In one series, up to 23% of all thyrotoxic patients had painless thyroiditis, while other studies have reported considerably lower percentages.[2][3][4] A crude estimate of incidence using the prevalence of painless thyroiditis among thyrotoxic patients (23%) and the incidence rate for thyrotoxicosis from population studies suggests an incidence rate for painless thyroiditis of approximately 0.28 cases per 1000 person-years.[6] The condition is twice as likely to occur in women and can occur in all age groups, although the mean age of onset is in the third decade.[2][3]

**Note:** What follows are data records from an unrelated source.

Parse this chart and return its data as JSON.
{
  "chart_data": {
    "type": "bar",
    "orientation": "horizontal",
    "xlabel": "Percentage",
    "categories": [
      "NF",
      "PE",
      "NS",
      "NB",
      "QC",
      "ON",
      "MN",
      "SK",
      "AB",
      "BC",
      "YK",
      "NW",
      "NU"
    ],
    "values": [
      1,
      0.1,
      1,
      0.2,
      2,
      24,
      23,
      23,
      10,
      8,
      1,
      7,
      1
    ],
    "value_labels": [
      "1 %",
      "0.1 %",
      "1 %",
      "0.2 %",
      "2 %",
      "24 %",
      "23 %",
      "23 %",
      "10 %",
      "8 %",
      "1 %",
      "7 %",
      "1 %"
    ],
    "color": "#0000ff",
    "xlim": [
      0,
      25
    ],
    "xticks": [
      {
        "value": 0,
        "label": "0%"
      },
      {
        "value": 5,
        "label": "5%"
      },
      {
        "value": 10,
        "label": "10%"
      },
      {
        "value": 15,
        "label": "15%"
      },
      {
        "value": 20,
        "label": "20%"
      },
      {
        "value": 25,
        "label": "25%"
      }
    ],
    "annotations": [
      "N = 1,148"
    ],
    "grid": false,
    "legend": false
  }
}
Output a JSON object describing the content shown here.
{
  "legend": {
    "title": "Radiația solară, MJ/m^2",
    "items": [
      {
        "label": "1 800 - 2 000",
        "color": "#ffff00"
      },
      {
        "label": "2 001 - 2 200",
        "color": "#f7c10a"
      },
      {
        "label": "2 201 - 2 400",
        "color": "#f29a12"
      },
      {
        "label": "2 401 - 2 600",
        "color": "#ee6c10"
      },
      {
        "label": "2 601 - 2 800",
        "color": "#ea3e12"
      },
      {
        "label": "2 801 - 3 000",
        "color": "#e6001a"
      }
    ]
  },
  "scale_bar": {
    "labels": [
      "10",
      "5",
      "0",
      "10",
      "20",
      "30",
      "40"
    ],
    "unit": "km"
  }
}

Postpartum thyroiditis occurs after 7% of pregnancies (range 1% to 17%), although only one third of these patients present with thyrotoxicosis (in some, the thyrotoxic phase goes unnoticed).[7] It may also occur after miscarriage or medical abortion. It has also been reported after miscarriage or therapeutic abortion.[5]

Thyroid dysfunction is seen in up to 40% of patients treated with immunomodulatory drugs such as interferon alfa, tyrosine kinase inhibitors (e.g., sunitinib), and monoclonal antibodies (e.g., alemtuzumab, ipilimumab, nivolumab). However, only a minority of these patients present with transient thyrotoxicosis.[8][9][10][11] Similarly, while patients taking lithium have a high prevalence of hypothyroidism, the incidence of painless thyroiditis is 1.3 per 1000 patient-years, or about 5-fold that of the general population.[6]